De repente, se me había ocurrido algo. ¿Qué hacía Müller en su oficina a esas horas de la noche? ¿Por qué había ido allí justo después de frustrar un intento de chantaje? ¿Para hablar con alguien…?
—Tía, que el menda se abre —me advirtió Paco por el teléfono—. Si no le sigo ahora, lo voy a perder.
—¿Hay alguna luz encendida? —pregunté.
—¿Qué?
—¿Ves alguna ventana iluminada en el chalet?
—Sí, joder, la que te he dicho antes en la planta baja, pero… No, espera, se acaba de apagar.
¿Se acababa de apagar? ¿Y quién la había apagado en una oficina supuestamente desierta? De repente, tuve una corazonada.
—No sigas a Müller y quédate vigilando el chalet —ordené—. Y no cortes la comunicación, porque me parece que va a salir alguien de esa casa de un momento a otro.
No tuvimos que esperar mucho; un par de minutos más tarde, Paco exclamó:
—¡Hostia, tía, eres pitonisa! Se está abriendo el garaje… —Una pausa—. Y ahora sale un Audi TT plateado.
—¿Distingues al conductor? —pregunté.
—Qué va; el buga tiene los vidrios tintados. Oye, acaba de irse echando hostias. ¿Qué hago?

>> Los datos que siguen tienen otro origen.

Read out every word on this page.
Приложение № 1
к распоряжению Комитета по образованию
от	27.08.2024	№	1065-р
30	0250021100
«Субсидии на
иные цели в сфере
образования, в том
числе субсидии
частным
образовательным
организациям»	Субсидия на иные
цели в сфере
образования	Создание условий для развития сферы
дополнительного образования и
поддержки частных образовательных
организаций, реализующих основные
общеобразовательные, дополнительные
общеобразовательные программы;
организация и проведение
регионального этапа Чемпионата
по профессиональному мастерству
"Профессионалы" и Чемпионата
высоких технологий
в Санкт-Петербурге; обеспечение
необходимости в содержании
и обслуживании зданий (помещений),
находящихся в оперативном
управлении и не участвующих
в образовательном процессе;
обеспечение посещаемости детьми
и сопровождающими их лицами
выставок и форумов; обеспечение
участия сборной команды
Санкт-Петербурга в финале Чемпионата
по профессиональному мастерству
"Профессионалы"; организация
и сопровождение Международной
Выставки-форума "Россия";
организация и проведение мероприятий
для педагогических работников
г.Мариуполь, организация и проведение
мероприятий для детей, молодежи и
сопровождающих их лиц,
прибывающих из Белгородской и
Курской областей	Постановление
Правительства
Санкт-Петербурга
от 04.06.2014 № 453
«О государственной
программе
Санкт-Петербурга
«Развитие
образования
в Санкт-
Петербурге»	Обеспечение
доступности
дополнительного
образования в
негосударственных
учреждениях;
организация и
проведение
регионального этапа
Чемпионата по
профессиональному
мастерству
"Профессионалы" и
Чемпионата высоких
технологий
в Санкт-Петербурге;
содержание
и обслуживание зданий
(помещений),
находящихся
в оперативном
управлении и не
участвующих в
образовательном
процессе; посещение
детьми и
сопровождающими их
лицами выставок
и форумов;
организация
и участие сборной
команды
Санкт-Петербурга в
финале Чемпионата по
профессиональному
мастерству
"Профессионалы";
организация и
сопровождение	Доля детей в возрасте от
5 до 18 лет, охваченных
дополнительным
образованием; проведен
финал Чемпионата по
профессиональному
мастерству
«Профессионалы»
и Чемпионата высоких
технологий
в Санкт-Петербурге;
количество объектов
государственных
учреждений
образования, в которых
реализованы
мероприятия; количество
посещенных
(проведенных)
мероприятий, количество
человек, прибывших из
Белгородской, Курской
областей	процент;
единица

—Síguele. Y avísame si se dirige a la carretera de Burgos.
Guardé el móvil en un bolsillo y me acerqué a la barra para pagar las consumiciones: luego regresé con los demás, me senté y comencé a tamborilear con los dedos sobre la mesa.
—¿Y ahora qué vamos a hacer? —preguntó Félix.
—Esperar a que llame Paco —respondí.
Seguí tamborileando. Estaba nerviosa; una idea había cobrado forma en mi mente y, si estaba en lo cierto, ya sabía quién conducía el Audi TT y, también, adonde se dirigía. Pero tenía que esperar. De repente, como un flash, evoqué la imagen del cadáver de Cardoso. Mientras nosotros estábamos en aquel bar, Félix y Delco comiendo, Ángel contemplando imágenes inexistentes y yo elaborando teorías en el aire, un hombre yacía asesinado en su casa, muy cerca de donde estábamos. Había que dar parte a la policía, aunque fuera mediante una llamada anónima. Pero más tarde, pensé; cuando la larga noche concluyese.